INNER JOIN in MySQL - Time & Space Complexity
When we use INNER JOIN in SQL, we combine rows from two tables based on matching values. Understanding how the time it takes grows as tables get bigger helps us write better queries.
We want to know: How does the work increase when the tables have more rows?
Analyze the time complexity of the following code snippet.
SELECT orders.order_id, customers.customer_name
FROM orders
INNER JOIN customers
ON orders.customer_id = customers.customer_id;
This query finds all orders and matches each order with the customer who made it by comparing customer IDs.
Identify the loops, recursion, array traversals that repeat.
- Primary operation: For each row in the orders table, the database looks for matching rows in the customers table.
- How many times: This matching happens once for every order row, so the number of operations depends on the size of the orders table and the customers table.
As the number of orders and customers grows, the database does more work to find matches.
| Input Size (orders x customers) | Approx. Operations |
|---|---|
| 10 x 10 | About 100 checks |
| 100 x 100 | About 10,000 checks |
| 1000 x 1000 | About 1,000,000 checks |
Pattern observation: The work grows quickly as both tables get bigger, roughly multiplying their sizes.
Time Complexity: O(n x m)
This means the time to run the join grows roughly by multiplying the number of rows in the first table (n) by the number of rows in the second table (m).

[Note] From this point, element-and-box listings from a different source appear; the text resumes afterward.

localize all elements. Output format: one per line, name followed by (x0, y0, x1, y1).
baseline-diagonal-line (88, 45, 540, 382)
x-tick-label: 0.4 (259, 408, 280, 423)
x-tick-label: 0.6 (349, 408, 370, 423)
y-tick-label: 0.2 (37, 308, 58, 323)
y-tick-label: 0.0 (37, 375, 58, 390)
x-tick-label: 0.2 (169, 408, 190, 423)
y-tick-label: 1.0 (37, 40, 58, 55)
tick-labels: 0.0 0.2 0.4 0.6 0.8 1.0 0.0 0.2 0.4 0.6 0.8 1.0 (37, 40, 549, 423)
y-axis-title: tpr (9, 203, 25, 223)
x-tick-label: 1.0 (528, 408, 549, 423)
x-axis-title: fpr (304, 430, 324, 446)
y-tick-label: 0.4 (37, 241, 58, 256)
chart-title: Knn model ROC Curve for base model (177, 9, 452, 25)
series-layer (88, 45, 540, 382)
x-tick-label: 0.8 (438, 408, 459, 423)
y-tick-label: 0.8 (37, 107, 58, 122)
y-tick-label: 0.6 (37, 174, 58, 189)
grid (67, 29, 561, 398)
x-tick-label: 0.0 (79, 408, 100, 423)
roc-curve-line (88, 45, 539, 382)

[X] Wrong: "The join only looks at one table, so time grows with just one table's size."
[OK] Correct: The join must compare rows from both tables, so the total work depends on both tables' sizes together, not just one.
Knowing how joins scale helps you explain your choices clearly and shows you understand how databases handle data. This skill is useful anytime you work with data or build apps that use databases.
"What if we added an index on the join column? How would the time complexity change?"